As diretrizes WCAG nasceram para pessoas, não para treinar modelos. Na prática, argumenta o autor, padrões pensados como acomodação passaram a funcionar como infraestrutura de uma indústria enorme.

Do alt text ao dataset

Um exemplo concreto: o LAION-5B, um dos maiores conjuntos públicos de imagem-texto, cruzou imagens do Common Crawl com o alt text HTML escrito para tornar essas imagens acessíveis. Essa massa de pares alimentou modelos como Stable Diffusion e DALL·E.

Buckley resume: a web “cega”, no sentido de depender de descrição textual, ajudou a ensinar a IA a ver.

A questão não é o scraping em si. Buscadores e arquivos fazem isso há décadas, em geral para achar ou preservar o material.
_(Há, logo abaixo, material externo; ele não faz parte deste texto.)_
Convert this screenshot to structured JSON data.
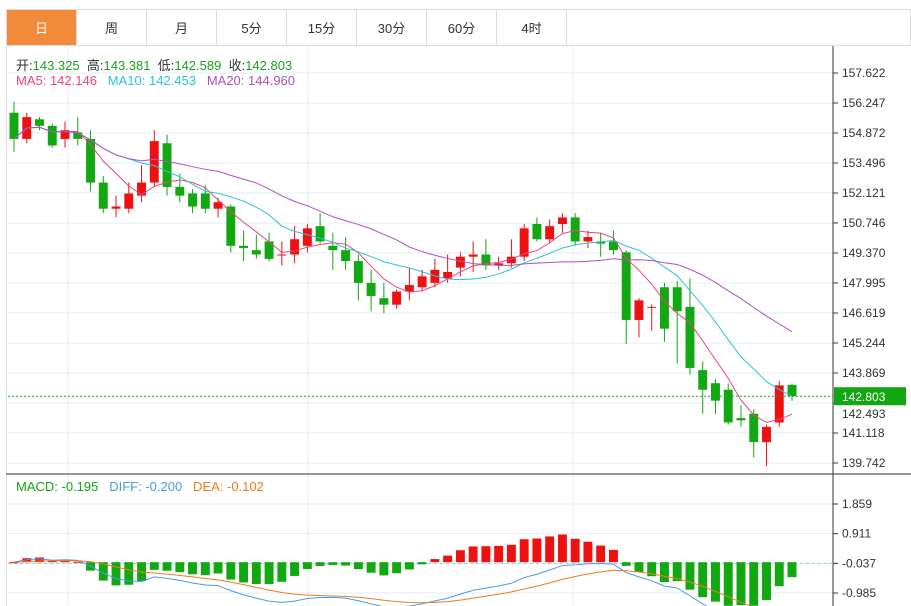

O treino de IA muda a relação: absorve trabalho criativo e informacional sem necessariamente consentimento, atribuição ou compensação, e pode virar sistema que compete com quem produziu o conteúdo.

Quando bloquear bots bloqueia pessoas

A resposta de muitas organizações foi CAPTCHA, rate limit, verificação de navegador e outras barreiras anti-bot. Essas defesas podem frear coleta em escala, mas acertam com mais força quem a acessibilidade queria proteger.

Na pesquisa longa do WebAIM com usuários de leitor de tela, CAPTCHA aparece como a barreira mais problemática da web, à frente de links ambíguos, alt text ausente e mudanças inesperadas de tela. Há mais de uma década.

Leitores de tela não interpretam bem imagens distorcidas ou áudios típicos de CAPTCHA. A documentação do Google, citada no ensaio, admite que o reCAPTCHA não garante acessibilidade plena para quem usa leitor de tela ou tem deficiência motora.

Buckley é claro: isso não é argumento contra acessibilidade. Tornar sites inacessíveis para “proteger” conteúdo seria um caminho ético invertido. O ponto é a tensão entre abertura, descoberta e controle de conteúdo, valores que antes pareciam caminhar juntos.

Direito e política, não só técnica

O ensaio separa dois eixos práticos: controles técnicos (sempre numa corrida armamentista) e frameworks legais. Cita a ação do New York Times contra OpenAI e Microsoft (em discovery após sobreviver a pedido de arquivamento em 2025) e a de Getty Images contra Stability AI, sobre treino com fotos raspadas.

Nenhum dos casos é sobre acessibilidade em si. Ambos mostram o atrito entre acesso público, direitos de quem cria e uso comercial de IA. A proposta de Buckley: separar, na lei e na ética, o direito de acesso público da licença para reuso comercial por IA. Tornar informação acessível a pessoas não é o mesmo que autorizar reuso irrestrito por modelos.

Por que importa pra quem faz UX

Para quem projeta produtos no Brasil, o texto puxa três checagens concretas:

  1. Antes de colocar CAPTCHA ou desafio anti-bot, testar com leitor de tela e teclado
  2. Tratar alt text e semântica como cuidado com pessoas, sem fingir que isso não entra em datasets
  3. Separar, em conversas de produto e jurídico, inclusão de usuários de permissão de treino comercial

A acessibilidade continua obrigatória. O ensaio pede que a gente não a sacrifique no fogo cruzado entre publishers e empresas de IA.